Jezus is zachtmoedig en nederig van hart. Toch is Hij niet gekomen om alleen maar lief gevonden te worden. Hij is de liefde zelf. Liefde is niet alleen maar lief. Liefde is ook wijs en krachtig, liefde is ook consequent en trouw, liefde is standvastig en moedig. Jezus is een geneesheer voor ziel en geest en zijn Woord is als het operatiemes van de chirurg. Zijn woord is dat tweesnijdend zwaard, waar de Hebreeënbrief over spreekt, dat diep doordringt en alles aan het licht brengt.

Dat is wat er vandaag gebeurt in Nazaret. Zijn Woord brengt aan het licht wat er omgaat in de harten van zijn dorpsgenoten. Zij geloven niet dat deze zoon van Jozef tegelijk Gods Zoon kan zijn. Ze willen wel wat wonderen zien en hun voordeel doen met zijn aanwezigheid door een paar genezingen. Maar ze hebben geen behoefte aan correcties, ze hebben geen behoefte aan een berisping, ze hebben geen behoefte aan bekering.
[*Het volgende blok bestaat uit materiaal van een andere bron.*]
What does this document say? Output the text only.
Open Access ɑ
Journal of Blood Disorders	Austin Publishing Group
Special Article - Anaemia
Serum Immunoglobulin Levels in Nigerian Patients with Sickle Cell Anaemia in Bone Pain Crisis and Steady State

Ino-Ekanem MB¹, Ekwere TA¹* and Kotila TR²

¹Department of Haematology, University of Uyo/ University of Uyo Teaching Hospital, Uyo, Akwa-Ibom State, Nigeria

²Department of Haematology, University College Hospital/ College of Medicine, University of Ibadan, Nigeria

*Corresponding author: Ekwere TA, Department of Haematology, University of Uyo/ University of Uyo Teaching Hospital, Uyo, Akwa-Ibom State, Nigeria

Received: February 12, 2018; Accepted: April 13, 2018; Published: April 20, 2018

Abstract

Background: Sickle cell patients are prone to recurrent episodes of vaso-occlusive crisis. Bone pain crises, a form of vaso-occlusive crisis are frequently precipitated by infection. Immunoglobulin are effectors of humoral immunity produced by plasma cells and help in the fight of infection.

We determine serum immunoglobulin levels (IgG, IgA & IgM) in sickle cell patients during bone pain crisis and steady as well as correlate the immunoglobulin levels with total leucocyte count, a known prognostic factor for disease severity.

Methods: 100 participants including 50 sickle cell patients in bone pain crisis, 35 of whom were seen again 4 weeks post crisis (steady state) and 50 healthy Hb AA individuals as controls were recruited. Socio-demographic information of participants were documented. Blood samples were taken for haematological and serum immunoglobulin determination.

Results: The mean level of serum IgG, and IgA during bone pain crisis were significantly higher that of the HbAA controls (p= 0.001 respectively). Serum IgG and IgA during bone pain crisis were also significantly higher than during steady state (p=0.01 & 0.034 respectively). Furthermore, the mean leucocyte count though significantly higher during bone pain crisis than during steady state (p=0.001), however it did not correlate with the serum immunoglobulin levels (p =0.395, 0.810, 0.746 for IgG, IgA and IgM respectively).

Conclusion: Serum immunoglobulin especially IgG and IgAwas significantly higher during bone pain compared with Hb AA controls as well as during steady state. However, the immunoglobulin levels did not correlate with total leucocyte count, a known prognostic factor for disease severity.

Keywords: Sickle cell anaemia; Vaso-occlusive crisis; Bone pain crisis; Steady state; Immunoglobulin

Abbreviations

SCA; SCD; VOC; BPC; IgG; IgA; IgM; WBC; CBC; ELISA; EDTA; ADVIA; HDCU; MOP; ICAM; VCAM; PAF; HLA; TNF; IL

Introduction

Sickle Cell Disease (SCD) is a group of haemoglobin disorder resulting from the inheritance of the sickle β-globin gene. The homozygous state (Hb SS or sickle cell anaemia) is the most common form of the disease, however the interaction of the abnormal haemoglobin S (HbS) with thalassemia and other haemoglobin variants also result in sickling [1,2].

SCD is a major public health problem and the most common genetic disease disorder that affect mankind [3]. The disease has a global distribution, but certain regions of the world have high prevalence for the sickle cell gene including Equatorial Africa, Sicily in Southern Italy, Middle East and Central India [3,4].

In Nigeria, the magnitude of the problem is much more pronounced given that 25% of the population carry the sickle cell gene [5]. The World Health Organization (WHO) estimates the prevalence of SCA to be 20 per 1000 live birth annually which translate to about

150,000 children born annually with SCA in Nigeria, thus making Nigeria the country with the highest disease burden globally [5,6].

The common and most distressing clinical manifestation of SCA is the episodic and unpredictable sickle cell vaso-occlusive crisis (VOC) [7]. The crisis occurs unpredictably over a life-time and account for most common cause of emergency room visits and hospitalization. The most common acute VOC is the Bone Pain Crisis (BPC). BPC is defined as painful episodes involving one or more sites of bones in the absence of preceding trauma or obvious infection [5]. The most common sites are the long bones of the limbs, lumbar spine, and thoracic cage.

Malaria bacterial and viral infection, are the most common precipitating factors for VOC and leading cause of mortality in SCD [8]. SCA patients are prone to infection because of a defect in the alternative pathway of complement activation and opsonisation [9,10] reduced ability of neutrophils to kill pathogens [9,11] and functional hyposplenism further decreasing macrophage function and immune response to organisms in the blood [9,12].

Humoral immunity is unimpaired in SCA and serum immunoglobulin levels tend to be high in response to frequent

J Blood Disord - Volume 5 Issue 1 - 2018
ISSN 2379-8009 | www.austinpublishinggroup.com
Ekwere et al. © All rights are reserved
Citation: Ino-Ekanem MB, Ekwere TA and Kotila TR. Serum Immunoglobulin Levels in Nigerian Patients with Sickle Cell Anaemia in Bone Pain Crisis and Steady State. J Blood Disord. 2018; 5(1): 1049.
Dat is het verschil met die koninklijke beambte met zijn doodzieke zoon. Die liep niet beledigd weg, die werd niet boos, droop niet teleurgesteld af, maar hield vol. Hij zei: “Heer, kom toch voor mijn kind sterft!” Dat is het verschil. Het Woord van Jezus dat soms ineens hard of scherp de waarheid aan het licht brengt, toetst ons hart, zijn Woord beproeft onze gezindheid, zijn Woord is de test waaruit blijkt wat ons geloof waard is. De koninklijke beambte houdt stand in geloof en zijn zoon geneest. De dorpsgenoten van Jezus hebben echter hun hoofd hoog, willen hun hoofd niet buigen en missen daarmee de kans van hun leven. Bij hen wordt een ander woord van Jesaja waar: … verhard is het hart van dit volk, met hun oren luisteren ze slecht en hun ogen doen zij dicht, uit vrees dat zij zouden zien met hun ogen, met hun oren zouden horen,

met hun hart zouden verstaan, zich zouden bekeren en Ik hen zou genezen (Matteüs 13,15).

Deze lezing is ook een spiegel voor ons. Misschien vragen we ons wel eens af waarom er zo weinig tekenen zijn in onze tijd, weinig groei van onze geloofsgemeenschap, weinig vreugde en vitaliteit. Vanuit deze lezing klinkt dan de vraag: Hoe vurig is jouw eigen geloof? Hoeveel hoop straal jezelf uit naar je omgeving? Hoeveel liefde heb je nog voor Christus en zijn Kerk? Hoeveel vreugde heb je nog ondanks tegenslag? Ofwel, met de oude spreuk van Henri de Greeve: “Verbeter de wereld, begin bij jezelf”. Amen.